По берегу Енисея теснились палатки; бараки из свежесрубленных сосен ещё не были выведены под крышу. Пейзаж, однако, уже получил категорическое завершение в колючей проволоке, вышках с часовыми, в насторожённых овчарках. Вакер, обрубая с поваленных стволов ветви и волоча их за сотню и более метров, по-новому оценил всю задушевность когда-то читанного стихотворения: “Отмотались мои рученьки, ломотой налились ноженьки...” После ледохода начался сплав леса. Работая на плоту, который течением ударило о затопленное дерево, Юрий сорвался в тяжело клокочущую ледяную воду.
Вытащили его чуть живого. Охрана позволила двоим лагерникам под руки отвести его в больничный барак. Лекпом (лекарский помощник) дал аспирину, а в спирте отказал. Мольбы Юрия, чтобы его растёрли сухим полотенцем, тоже не имели успеха — его выпроводили. Но через сутки он вновь был в больнице, врач определил острое воспаление почек. Не один день пролежал Вакер посинелым, хрипя туго, надсадно. Выкарабкался. Когда его выписали, лицо оставалось землистым.
Лесным воздухом подышать не привелось: ждала дорога. Он был внесён в список немцев, которых отправляли в Оренбургскую область, где для нужд нефтедобычи формировался один из отрядов Трудармии. В конце пути за дверным проёмом скотного вагона поплыла знакомая южноуральская степь. По прошлогодней щетинистой стерне мчался низовой ветер, кое-где пространство сияюще зеленело прошвой пробившихся всходов, увалы по горизонту угольно чернели пятнами свежераспаханного пара.
Со станции конвой погнал прибывших дорогой, обсаженной тополями, с их веток капал сок; над палой подгнившей листвой доцветали ландыши. Потом глазу открылся сизоватый, в ряби от ветра пруд, который лежал на плоской, без кустика, равнине. За прудом врос в землю серый деревянный домик. Перед ним была произведена перекличка. Стройный с седыми висками мужчина, державший в руках тетрадь, назвав фамилию Вакера, приостановил на нём взгляд, а после поверки спросил:
— Вы в газете не печатались?
Он помнил кое-какие выступления Юрия и, оказалось, знал разницу между репортажем и очерком. Человека звали Аксель Киндсфатер, до выселения он преподавал русский язык в Саратовском университете, а теперь состоял помощником начальника колонны (колонной именовалось рабочее формирование).

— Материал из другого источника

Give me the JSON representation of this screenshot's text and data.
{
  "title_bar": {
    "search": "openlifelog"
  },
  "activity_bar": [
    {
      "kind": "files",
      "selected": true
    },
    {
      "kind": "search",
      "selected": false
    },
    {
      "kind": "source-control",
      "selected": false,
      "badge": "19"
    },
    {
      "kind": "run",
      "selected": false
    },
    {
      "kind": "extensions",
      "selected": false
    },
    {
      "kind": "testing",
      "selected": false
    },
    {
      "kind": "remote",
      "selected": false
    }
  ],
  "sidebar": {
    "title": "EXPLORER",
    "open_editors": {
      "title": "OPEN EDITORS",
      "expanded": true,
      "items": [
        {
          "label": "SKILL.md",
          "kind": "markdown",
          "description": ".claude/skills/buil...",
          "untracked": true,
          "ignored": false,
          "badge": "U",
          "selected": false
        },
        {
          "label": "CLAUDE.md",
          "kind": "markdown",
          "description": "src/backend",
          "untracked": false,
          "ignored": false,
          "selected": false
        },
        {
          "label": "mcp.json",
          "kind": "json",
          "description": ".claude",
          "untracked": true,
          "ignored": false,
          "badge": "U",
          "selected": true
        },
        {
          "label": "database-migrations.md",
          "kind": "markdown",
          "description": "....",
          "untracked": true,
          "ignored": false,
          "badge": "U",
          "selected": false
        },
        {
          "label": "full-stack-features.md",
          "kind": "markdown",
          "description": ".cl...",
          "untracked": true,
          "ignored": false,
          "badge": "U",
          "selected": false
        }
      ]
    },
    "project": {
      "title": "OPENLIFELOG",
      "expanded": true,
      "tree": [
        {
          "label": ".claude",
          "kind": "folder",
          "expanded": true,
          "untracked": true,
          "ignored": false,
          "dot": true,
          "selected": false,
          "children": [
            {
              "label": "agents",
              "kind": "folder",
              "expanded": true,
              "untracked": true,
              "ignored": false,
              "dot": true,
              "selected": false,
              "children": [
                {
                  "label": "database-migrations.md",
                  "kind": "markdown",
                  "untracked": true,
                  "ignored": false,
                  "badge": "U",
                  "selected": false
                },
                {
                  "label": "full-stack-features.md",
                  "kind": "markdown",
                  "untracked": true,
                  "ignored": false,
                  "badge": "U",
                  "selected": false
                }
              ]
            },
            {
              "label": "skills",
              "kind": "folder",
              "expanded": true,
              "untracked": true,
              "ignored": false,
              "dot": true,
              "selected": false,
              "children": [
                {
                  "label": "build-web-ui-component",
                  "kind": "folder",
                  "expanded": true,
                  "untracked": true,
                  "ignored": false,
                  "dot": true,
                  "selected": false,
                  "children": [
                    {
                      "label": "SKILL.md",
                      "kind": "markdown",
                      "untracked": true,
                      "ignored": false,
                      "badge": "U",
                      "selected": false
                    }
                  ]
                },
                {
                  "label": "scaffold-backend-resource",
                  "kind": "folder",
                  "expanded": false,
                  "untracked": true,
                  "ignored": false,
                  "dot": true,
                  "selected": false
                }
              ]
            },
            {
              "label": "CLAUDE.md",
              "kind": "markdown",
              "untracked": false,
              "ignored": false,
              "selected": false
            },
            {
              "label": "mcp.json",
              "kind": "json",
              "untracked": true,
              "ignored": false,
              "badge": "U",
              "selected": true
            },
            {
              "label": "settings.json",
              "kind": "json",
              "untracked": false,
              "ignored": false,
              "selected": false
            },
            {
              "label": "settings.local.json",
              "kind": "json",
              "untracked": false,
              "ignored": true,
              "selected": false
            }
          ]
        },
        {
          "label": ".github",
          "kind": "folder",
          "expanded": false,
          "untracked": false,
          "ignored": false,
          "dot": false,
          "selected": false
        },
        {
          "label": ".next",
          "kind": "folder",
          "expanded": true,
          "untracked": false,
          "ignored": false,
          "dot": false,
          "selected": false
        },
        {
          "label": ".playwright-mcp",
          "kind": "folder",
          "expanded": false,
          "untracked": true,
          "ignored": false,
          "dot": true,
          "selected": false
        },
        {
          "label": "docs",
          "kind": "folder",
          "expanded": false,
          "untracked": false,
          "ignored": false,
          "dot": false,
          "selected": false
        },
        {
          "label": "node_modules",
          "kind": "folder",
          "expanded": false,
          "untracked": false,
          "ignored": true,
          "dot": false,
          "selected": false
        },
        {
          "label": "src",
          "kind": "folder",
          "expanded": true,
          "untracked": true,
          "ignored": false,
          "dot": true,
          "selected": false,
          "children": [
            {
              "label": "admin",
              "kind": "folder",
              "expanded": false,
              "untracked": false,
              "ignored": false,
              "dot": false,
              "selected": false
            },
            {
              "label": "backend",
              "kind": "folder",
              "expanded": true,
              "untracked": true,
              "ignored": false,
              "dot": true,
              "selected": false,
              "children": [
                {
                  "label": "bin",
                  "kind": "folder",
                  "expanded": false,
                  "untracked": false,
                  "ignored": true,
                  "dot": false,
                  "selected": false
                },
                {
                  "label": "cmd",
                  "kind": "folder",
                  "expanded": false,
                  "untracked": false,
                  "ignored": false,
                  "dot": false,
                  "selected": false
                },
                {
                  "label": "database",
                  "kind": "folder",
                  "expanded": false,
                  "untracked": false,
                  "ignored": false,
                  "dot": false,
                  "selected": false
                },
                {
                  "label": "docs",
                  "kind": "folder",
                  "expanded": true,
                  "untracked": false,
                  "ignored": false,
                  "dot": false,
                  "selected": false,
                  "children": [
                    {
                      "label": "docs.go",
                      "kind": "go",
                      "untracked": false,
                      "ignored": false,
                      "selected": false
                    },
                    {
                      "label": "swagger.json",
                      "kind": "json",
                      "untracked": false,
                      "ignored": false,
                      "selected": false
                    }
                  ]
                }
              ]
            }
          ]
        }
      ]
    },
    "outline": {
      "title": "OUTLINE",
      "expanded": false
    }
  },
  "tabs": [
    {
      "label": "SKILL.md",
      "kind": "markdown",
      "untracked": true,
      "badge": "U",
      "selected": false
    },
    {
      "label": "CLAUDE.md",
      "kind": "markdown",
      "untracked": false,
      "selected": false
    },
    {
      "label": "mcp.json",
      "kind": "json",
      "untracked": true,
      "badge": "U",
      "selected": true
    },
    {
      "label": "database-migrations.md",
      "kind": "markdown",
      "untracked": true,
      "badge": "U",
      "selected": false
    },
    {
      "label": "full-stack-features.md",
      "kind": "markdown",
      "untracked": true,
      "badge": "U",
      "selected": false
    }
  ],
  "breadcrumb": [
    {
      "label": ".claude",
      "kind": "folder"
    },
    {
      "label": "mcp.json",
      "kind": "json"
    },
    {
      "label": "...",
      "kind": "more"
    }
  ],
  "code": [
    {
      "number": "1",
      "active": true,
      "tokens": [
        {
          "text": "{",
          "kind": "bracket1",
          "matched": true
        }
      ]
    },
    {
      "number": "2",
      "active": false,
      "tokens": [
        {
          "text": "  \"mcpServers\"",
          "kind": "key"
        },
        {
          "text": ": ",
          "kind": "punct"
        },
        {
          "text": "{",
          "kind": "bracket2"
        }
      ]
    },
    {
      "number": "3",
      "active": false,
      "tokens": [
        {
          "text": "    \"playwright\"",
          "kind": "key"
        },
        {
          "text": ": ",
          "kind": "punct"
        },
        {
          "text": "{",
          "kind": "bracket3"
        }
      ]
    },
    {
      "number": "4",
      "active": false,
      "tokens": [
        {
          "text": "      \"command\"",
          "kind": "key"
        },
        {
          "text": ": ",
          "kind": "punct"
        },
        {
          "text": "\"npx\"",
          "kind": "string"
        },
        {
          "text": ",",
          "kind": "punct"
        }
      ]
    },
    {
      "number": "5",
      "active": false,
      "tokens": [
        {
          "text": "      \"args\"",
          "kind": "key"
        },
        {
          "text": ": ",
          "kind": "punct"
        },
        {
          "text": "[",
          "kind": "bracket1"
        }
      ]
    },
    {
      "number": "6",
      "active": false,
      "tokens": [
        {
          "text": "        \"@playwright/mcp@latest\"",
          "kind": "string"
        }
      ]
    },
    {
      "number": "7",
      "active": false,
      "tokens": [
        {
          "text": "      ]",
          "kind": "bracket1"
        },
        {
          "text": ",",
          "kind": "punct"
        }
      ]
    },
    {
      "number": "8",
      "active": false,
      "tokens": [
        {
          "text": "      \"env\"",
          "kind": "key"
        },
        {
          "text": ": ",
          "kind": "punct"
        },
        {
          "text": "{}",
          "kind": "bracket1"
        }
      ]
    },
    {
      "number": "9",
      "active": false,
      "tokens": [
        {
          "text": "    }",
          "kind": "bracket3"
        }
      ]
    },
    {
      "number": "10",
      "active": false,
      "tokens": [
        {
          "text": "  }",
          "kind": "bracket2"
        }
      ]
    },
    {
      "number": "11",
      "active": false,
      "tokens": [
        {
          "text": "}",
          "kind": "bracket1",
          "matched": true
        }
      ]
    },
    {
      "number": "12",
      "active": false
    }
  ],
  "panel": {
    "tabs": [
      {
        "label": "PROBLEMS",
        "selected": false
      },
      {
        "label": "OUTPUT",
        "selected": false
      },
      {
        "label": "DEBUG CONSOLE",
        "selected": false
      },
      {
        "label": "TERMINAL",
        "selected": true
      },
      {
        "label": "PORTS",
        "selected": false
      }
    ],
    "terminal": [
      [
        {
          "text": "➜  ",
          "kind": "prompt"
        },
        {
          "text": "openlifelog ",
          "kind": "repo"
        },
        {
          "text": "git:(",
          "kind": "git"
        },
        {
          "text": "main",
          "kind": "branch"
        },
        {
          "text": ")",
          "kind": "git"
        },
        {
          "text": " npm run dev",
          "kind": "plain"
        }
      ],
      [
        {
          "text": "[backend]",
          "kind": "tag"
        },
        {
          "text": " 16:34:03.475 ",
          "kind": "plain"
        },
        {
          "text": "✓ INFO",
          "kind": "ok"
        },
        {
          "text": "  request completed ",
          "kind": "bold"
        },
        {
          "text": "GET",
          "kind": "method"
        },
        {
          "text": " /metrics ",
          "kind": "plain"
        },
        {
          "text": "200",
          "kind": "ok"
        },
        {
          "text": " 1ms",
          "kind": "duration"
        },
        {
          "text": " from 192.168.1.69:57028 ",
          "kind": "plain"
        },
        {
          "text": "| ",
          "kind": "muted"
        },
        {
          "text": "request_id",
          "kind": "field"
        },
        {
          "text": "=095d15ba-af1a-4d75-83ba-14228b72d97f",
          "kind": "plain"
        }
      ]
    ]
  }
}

— Вы ведь сын Иоханна Гуговича? — заинтересованно и уважительно спросил Киндсфатер. — Где он теперь?
В лагере на Енисее Юрий получил письмо от отца. Его с матерью выселили в Зауралье, и отец сообщал: мобилизованный в Трудармию, он назначен начальником коммунально-бытовой службы строительного треста. Огромный трест был в ведении НКВД.
Киндсфатер выслушал Вакера с серьёзностью человека, делающего определённые выводы.

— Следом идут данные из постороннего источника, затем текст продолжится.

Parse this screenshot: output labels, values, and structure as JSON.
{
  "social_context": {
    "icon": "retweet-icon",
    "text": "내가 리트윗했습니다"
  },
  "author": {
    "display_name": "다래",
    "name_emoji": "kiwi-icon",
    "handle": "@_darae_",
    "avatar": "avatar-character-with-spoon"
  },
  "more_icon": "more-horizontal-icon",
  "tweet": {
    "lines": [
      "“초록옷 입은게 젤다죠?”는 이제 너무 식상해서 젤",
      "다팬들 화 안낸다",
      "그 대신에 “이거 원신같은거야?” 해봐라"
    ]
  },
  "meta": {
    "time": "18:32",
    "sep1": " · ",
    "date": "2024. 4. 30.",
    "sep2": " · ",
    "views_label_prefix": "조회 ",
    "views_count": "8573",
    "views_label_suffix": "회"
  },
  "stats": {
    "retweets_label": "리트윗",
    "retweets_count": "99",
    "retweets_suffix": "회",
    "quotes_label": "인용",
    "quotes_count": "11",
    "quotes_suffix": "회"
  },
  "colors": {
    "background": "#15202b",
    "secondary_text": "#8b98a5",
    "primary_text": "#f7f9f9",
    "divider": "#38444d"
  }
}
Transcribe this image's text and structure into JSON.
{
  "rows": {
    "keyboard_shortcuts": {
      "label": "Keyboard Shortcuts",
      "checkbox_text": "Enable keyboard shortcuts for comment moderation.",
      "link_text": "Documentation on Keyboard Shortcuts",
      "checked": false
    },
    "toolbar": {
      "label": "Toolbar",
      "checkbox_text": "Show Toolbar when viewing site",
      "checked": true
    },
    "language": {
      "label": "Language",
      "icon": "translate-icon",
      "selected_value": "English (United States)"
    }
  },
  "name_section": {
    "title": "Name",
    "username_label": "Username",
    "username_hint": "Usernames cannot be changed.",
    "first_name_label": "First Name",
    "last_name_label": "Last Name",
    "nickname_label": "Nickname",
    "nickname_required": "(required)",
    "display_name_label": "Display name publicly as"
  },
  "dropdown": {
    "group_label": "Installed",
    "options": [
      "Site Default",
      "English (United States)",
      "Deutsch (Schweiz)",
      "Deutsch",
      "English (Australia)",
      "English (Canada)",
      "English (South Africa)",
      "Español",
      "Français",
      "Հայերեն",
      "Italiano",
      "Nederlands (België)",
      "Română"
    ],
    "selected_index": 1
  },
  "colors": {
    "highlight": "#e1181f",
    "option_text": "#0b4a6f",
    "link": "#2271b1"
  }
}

— Распределение на работы лежит на мне, — сказал он. — Хотите на маслозавод? Там подсолнечное масло вырабатывают. В конвое — парень сговорчивый: дадите ему жмыха и с собой принесёте.

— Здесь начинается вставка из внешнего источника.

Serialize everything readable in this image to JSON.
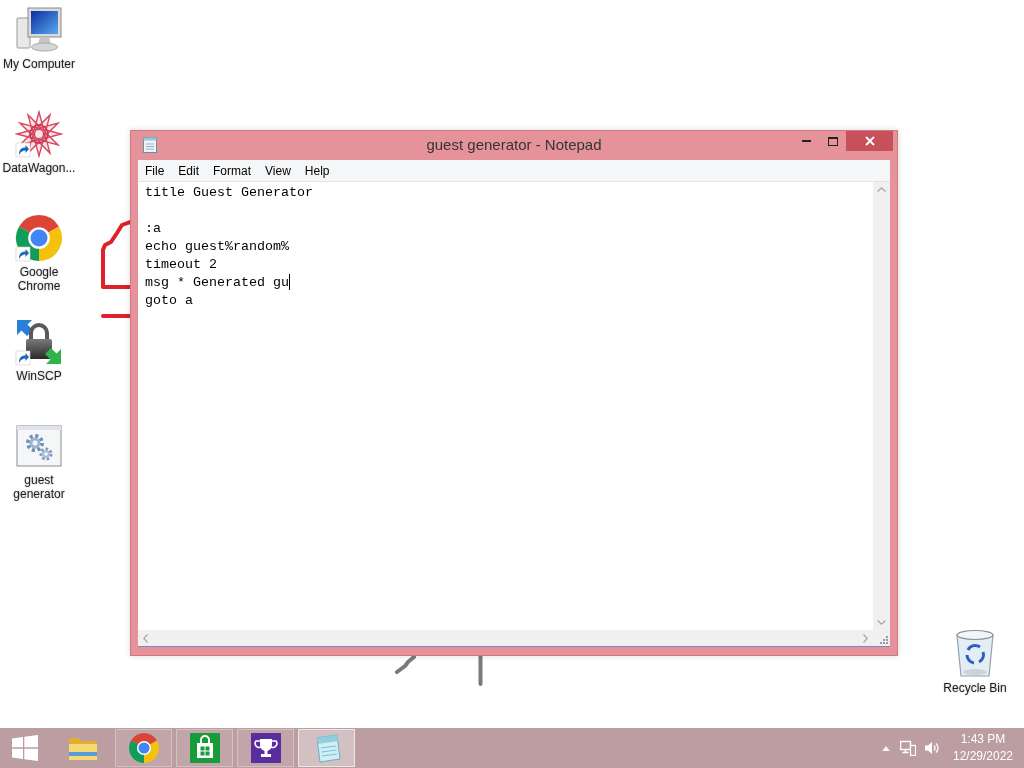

Подсобная работа на маленьком заводике не шла в сравнение с каторгой лесоповала, и тоска Вакера стала ровнее, порой окрашиваясь в светлые тона надежд. Вечерами он приходил в землянку к Киндсфатеру и, пока тот ещё корпел над отчётностью, разживлял печку. В жестяном дымоходе взрёвывал раскалённый вихрь, и хлопотную занятость вытягивало из тесного, похожего на нору жилища. Юрий приноровился жарить жмых, который они с Киндсфатером проворно поедали, облизывая замасленные пальцы.
— Я говорил о вас с Юстом, — сообщил однажды Аксель Давидович. — У нас как заведено... я не могу постоянно заниматься бумагами, ибо по идее... — он усмехнулся, — мы все должны выполнять тяжёлые физические работы. Возможно, вас возьмут на моё место.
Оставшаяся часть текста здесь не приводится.